Ever heard of the Benjamin Franklin Effect? It’s a psychological finding penned by the namesake himself and an earnest — but extremely useful — contribution to society that we rarely attribute him to. The concept is simple: Ask a person to do a favor for you and in return, you’ll find they’ll like you even more than they would if you had done a favor for them. Or as Franklin more eloquently put it, “He that has once done you a kindness will be more ready to do you another, than he whom you yourself have obliged.”
Future business leaders have been taught the Benjamin Franklin Effect to be used as a modestly manipulative sales and networking tactic for years — and to be fair, so did Franklin. He apparently (successfully) tested out his theory to earn favor among high ranking members within Philadelphia’s General Assembly.
The smile-inducing staff over at Soul Pancake wanted to see how the Benjamin Franklin Effect worked when applied to love.
“How do you get someone to like you?” the video asks.

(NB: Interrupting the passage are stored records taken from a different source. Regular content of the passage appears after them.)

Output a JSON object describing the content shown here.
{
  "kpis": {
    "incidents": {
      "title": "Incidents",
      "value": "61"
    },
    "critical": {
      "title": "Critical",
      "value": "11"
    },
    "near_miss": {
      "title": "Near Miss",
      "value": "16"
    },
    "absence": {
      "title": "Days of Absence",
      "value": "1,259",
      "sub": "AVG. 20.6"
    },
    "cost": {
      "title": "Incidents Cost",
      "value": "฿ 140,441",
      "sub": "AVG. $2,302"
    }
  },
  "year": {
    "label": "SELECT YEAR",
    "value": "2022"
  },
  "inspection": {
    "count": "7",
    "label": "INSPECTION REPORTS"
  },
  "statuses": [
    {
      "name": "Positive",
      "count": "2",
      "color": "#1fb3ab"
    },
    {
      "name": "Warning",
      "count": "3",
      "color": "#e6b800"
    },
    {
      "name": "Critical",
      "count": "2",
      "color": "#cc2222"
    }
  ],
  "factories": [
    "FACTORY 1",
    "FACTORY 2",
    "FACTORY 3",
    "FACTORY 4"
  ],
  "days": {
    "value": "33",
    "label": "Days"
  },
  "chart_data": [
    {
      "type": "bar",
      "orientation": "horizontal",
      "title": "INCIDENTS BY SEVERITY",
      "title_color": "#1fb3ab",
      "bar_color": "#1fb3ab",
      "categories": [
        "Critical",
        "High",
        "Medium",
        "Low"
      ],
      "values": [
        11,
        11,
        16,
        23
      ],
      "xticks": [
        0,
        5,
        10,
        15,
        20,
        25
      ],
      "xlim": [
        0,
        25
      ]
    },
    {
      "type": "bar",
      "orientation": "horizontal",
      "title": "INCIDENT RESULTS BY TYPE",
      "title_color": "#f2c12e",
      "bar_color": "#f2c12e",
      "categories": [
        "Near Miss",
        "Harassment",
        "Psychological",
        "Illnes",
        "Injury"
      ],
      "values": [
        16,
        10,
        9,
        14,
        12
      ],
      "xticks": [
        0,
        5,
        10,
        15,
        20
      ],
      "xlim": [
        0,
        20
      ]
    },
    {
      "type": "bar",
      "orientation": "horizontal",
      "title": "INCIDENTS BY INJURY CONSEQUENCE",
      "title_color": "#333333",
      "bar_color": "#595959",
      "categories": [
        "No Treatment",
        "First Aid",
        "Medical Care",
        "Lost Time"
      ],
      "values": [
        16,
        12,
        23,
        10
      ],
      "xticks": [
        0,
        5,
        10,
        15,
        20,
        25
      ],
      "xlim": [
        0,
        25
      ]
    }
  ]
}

They introduce the psychological effect and bring in a series of couples. They test the couples to gauge their attraction with one another, and then ask one member of each couple to wait outside. The remaining subjects are asked to participate in a series of tasks that prove how they feel about their other halves (which are outside lounging in the sun), by holding up signs of appreciation, showering them in compliments, and the pièce de résistance: bringing them a beverage.
After the favoring was finished, the folks at Soul Pancake tested the couples’ attraction again — and the theory stands! The partner who went out of their way to do acts of kindness found themselves even more attracted to their mate than they had when originally tested.
“Don’t insist on paying the bill every time and driving to their place every time,” says SoulPancake. “Give them a shot to invest and put just as much into it as you do — whether you’re trying to get into a relationship or deep into a long-term one. Give your partner a chance to contribute to it.”
In other words — let your other half pick up the slack once and while, you may find they like it and in turn, like you even more.